Shen Qilan worked as consultant to "Masterpieces from the Centre Pompidou 1906 - 1977" exhibition, 2016. She is academic consultant for the exhibition "Sightings| Positions of Art from Germany" 2019. In 2020, she is the nominator and curator of the Discovery Award for the Jimei-Arles International Photography Festival. 


In 2022, she is artistic advisor and curator for the Porsche “Young Chinese Artist of the Year” Award. She’s curatorial Mentor for the Young Art 100 Exhibition Masterplan 2022. In 2023 she curated “The Poesie of illusions”, a phenomenal exhibition of video art masterpieces for the Beijing International Film Festival.

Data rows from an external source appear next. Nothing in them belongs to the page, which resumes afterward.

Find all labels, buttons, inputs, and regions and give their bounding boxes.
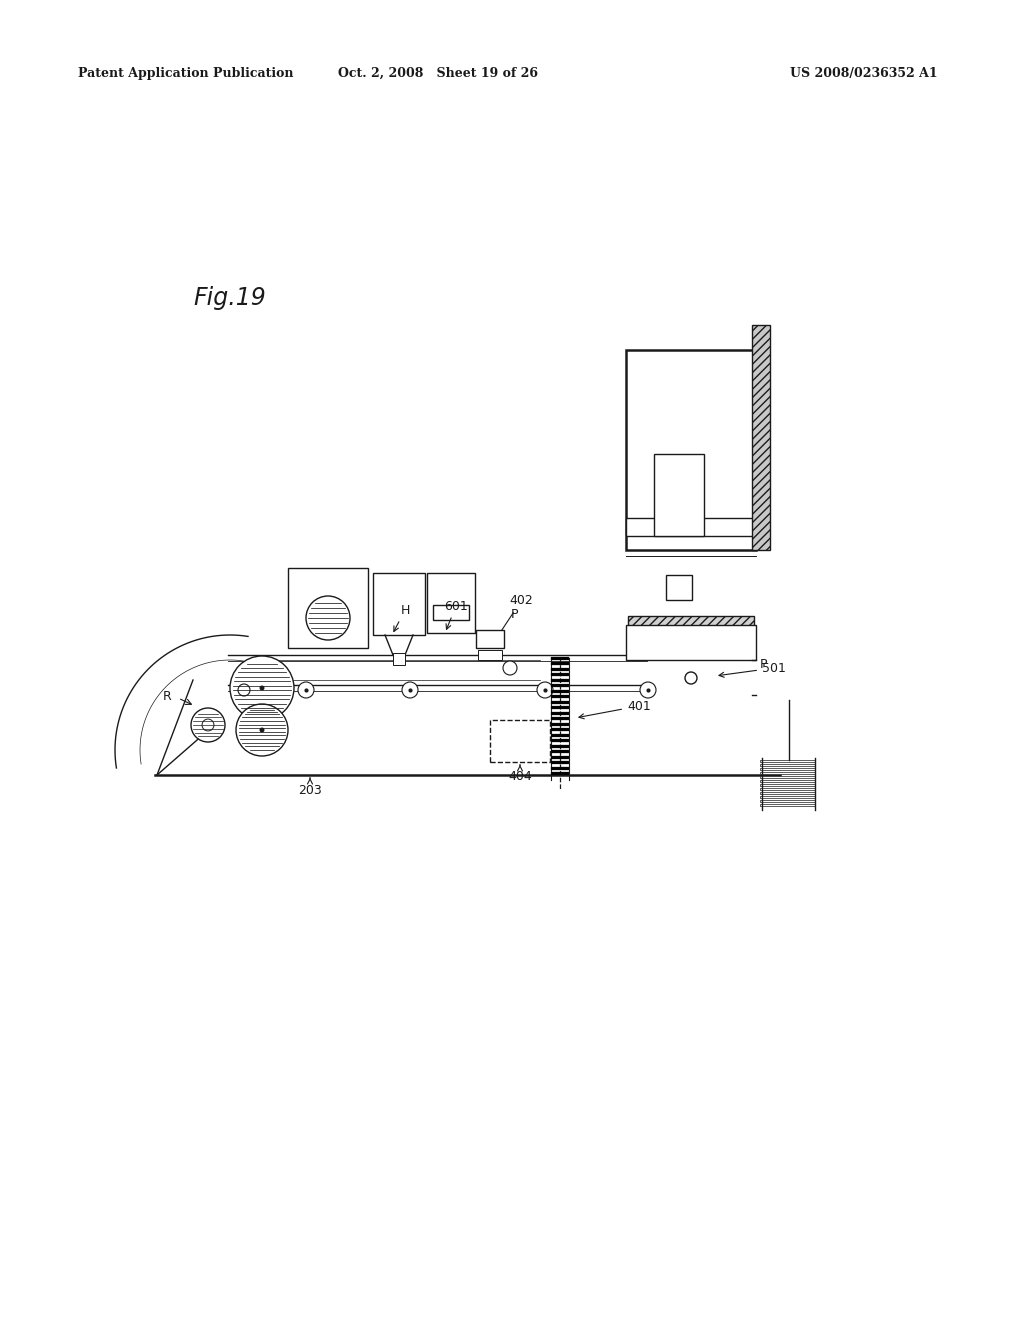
- Circle shape: [685, 672, 697, 684]
- Text: R: R: [163, 689, 172, 702]
- Circle shape: [306, 597, 350, 640]
- Text: H: H: [394, 603, 410, 631]
- Text: Patent Application Publication: Patent Application Publication: [78, 66, 294, 79]
- Bar: [551, 678, 569, 681]
- Circle shape: [503, 661, 517, 675]
- Circle shape: [191, 708, 225, 742]
- Circle shape: [230, 656, 294, 719]
- Circle shape: [238, 684, 250, 696]
- Text: 404: 404: [508, 766, 531, 784]
- Bar: [760, 776, 815, 777]
- Bar: [760, 784, 815, 785]
- Bar: [551, 696, 569, 698]
- Bar: [551, 722, 569, 726]
- Bar: [551, 739, 569, 742]
- Bar: [476, 630, 504, 648]
- Bar: [628, 616, 754, 638]
- Bar: [551, 750, 569, 752]
- Circle shape: [236, 704, 288, 756]
- Bar: [760, 767, 815, 770]
- Text: P: P: [760, 659, 768, 672]
- Bar: [760, 796, 815, 797]
- Bar: [760, 763, 815, 766]
- Bar: [551, 706, 569, 709]
- Bar: [551, 689, 569, 693]
- Text: 501: 501: [719, 661, 785, 677]
- Text: 401: 401: [579, 700, 650, 719]
- Bar: [654, 454, 705, 536]
- Circle shape: [298, 682, 314, 698]
- Bar: [626, 350, 756, 550]
- Bar: [551, 772, 569, 775]
- Bar: [752, 325, 770, 550]
- Bar: [760, 800, 815, 801]
- Bar: [393, 653, 406, 665]
- Text: Oct. 2, 2008   Sheet 19 of 26: Oct. 2, 2008 Sheet 19 of 26: [338, 66, 538, 79]
- Bar: [551, 717, 569, 719]
- Bar: [551, 684, 569, 686]
- Text: 402: 402: [493, 594, 532, 644]
- Bar: [427, 573, 475, 634]
- Bar: [760, 788, 815, 789]
- Bar: [551, 729, 569, 731]
- Bar: [760, 771, 815, 774]
- Bar: [288, 568, 368, 648]
- Bar: [760, 792, 815, 793]
- Bar: [760, 759, 815, 762]
- Text: 203: 203: [298, 777, 322, 796]
- Circle shape: [640, 682, 656, 698]
- Circle shape: [402, 682, 418, 698]
- Bar: [433, 605, 469, 620]
- Bar: [551, 734, 569, 737]
- Bar: [760, 804, 815, 805]
- Text: P: P: [511, 607, 518, 620]
- Bar: [551, 744, 569, 747]
- Text: US 2008/0236352 A1: US 2008/0236352 A1: [790, 66, 938, 79]
- Bar: [626, 624, 756, 660]
- Bar: [478, 649, 502, 660]
- Bar: [551, 762, 569, 764]
- Bar: [373, 573, 425, 635]
- Bar: [551, 701, 569, 704]
- Circle shape: [537, 682, 553, 698]
- Bar: [551, 767, 569, 770]
- Bar: [551, 755, 569, 759]
- Bar: [760, 780, 815, 781]
- Bar: [551, 668, 569, 671]
- Bar: [551, 711, 569, 714]
- Text: Fig.19: Fig.19: [193, 286, 266, 310]
- Text: 601: 601: [444, 599, 468, 630]
- Circle shape: [259, 727, 264, 733]
- Bar: [551, 663, 569, 665]
- Bar: [626, 517, 756, 536]
- Bar: [551, 656, 569, 660]
- Bar: [551, 673, 569, 676]
- Circle shape: [202, 719, 214, 731]
- Circle shape: [259, 685, 264, 690]
- Bar: [490, 719, 550, 762]
- Bar: [666, 576, 692, 601]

Shen Qilan has contributed to columns on many international art media and catalogs for international art institutions, including Financial Times, Artnet, The Thinker Weekly, Life, Noblesse, T magazine, Uffizi Museum, Shanghai Museum, Museum of Contemporary Art Australia, Skira Press in Italy, among other important media and institutions. 2021, Shen Qilan has collaborated with ELLE and produced an influential art audio program "Art Heals Life". 2022, She collaborated with Being Museum and makes an audio program “Write it!”. Since 2023, she has been guest editor-in-chief of the international art magazine art now.


Shen Qilan is one of the representative figures of the new generation of Chinese cultural scholars and curators.